Towards the end of our long conversation, she asked me what she should say to her friend on her return to the convent.
“My dear M—— M—— expects to see me full of joy and gratitude for the generous present she thought she was making me by giving me this night, but what shall I tell her?”
“The whole truth. Do not keep from her a single word of our conversation, as far as your memory will serve you, and tell her especially that she has made me miserable for a long time.”
“No, for I should cause her too great a sorrow; she loves you dearly, and cherishes the locket which contains your likeness. I mean, on the contrary, to do all I can to bring peace between you two, and I must succeed before long, because my friend is not guilty of any wrong, and you only feel some spite, although with no cause. I will send you my letter by Laura, unless you promise me to go and fetch it yourself at her house.”
“Your letters will always be dear to me, but, mark my words, M—— M—— will not enter into any explanation. She will believe you in everything, except in one.”
“I suppose you mean our passing a whole night together as innocently as if we were brother and sister. If she knows you as well as I do, she will indeed think it most wonderful.”
“In that case, you may tell her the contrary, if you like.”
“Nothing of the sort. I hate falsehoods, and I will certainly never utter one in such a case as this; it would be very wrong. I do not love you less on that account, my darling, although, during this long night, you have not condescended to give me the slightest proof of your love.”

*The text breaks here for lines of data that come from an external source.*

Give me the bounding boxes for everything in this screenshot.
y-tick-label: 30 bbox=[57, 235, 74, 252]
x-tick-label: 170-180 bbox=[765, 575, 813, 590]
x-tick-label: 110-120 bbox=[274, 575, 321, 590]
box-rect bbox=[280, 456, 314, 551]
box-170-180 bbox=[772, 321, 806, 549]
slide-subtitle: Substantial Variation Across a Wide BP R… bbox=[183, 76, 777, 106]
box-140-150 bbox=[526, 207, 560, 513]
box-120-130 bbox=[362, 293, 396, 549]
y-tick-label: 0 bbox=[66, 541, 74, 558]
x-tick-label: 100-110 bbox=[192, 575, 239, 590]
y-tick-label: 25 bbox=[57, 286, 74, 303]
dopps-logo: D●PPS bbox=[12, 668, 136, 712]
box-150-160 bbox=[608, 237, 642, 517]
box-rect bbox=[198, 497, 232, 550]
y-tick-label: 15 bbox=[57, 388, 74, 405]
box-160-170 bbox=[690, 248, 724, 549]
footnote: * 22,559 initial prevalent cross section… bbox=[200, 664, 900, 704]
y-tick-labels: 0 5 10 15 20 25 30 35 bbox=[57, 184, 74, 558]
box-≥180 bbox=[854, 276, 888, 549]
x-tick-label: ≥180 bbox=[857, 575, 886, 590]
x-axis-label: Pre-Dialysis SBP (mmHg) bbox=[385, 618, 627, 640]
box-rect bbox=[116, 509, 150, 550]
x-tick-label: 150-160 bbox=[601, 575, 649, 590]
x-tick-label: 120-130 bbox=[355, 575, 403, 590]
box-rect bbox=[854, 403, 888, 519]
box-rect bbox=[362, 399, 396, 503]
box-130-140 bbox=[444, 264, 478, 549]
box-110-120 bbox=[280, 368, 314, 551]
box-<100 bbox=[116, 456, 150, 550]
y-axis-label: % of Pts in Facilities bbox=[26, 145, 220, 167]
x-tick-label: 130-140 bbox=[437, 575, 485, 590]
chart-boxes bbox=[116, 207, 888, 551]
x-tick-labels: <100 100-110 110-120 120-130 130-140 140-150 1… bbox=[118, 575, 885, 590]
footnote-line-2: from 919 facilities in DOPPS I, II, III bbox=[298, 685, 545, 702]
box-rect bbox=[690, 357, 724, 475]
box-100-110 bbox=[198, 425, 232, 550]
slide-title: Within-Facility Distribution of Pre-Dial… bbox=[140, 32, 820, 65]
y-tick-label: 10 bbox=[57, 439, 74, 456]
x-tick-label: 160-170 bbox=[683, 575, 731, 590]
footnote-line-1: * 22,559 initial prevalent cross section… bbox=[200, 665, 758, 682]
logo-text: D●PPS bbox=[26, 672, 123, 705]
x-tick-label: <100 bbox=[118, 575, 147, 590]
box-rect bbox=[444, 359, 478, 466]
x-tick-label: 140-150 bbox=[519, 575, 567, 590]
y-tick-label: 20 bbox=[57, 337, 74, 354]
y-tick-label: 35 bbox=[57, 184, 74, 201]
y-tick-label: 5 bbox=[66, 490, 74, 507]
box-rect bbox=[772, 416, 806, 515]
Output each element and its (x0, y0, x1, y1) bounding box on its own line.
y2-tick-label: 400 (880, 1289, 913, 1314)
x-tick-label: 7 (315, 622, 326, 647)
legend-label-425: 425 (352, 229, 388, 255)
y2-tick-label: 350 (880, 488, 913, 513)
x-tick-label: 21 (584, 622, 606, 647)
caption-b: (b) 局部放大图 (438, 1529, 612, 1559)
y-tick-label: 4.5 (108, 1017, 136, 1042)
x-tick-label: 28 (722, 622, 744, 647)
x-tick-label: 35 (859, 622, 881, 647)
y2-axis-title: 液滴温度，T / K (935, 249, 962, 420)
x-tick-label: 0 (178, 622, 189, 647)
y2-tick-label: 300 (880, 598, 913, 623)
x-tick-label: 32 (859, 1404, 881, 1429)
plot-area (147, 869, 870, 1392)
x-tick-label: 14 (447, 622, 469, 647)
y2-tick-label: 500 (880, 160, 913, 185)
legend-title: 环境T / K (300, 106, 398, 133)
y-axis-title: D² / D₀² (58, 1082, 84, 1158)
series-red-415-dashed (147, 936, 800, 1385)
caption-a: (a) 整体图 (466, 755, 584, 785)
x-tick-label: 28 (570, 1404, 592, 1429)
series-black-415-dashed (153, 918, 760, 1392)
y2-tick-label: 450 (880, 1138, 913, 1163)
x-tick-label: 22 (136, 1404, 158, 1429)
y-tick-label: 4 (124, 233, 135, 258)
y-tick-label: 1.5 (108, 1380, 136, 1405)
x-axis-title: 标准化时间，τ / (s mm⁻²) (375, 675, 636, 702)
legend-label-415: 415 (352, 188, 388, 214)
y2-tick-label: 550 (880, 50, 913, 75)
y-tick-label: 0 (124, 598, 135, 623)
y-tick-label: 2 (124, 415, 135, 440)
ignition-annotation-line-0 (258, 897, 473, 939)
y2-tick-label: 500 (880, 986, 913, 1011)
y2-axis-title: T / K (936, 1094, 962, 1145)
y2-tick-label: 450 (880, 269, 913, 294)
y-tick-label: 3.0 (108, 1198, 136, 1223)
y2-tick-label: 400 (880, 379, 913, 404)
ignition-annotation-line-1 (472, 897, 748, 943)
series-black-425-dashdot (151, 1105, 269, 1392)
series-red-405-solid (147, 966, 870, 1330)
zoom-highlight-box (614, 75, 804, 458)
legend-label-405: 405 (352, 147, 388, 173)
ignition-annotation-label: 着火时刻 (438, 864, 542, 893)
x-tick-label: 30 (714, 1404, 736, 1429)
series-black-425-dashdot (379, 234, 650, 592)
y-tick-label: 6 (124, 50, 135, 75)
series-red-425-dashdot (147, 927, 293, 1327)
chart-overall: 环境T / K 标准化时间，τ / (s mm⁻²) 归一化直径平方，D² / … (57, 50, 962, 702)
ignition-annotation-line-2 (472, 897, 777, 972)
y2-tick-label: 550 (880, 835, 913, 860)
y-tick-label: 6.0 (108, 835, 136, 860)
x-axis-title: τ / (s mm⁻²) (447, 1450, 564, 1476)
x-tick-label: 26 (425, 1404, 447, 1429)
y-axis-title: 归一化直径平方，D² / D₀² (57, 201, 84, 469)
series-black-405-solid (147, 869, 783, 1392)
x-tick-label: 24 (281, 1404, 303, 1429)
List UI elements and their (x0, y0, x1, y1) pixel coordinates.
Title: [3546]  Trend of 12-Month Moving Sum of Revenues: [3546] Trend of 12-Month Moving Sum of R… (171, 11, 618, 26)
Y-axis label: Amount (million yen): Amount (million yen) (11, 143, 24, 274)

“Believe me, dearest, I am sick from unhappiness. I love you with my whole soul, but I am in such a situation that. . . . ”
“What! you are weeping, my love! Oh! I entreat you, spare my heart! I am so sorry to have told you such a thing, but I can assure you I never meant to make you unhappy. I am sure that in a quarter of an hour M—— M—— will be crying likewise.”
The alarum struck, and, having no longer any hope of seeing M—— M—— come to justify herself, I kissed C—— C——. I gave her the key of the casino, requesting her to return it for me to M—— M— — and my young friend having gone back to the convent, I put on my mask and left the casino.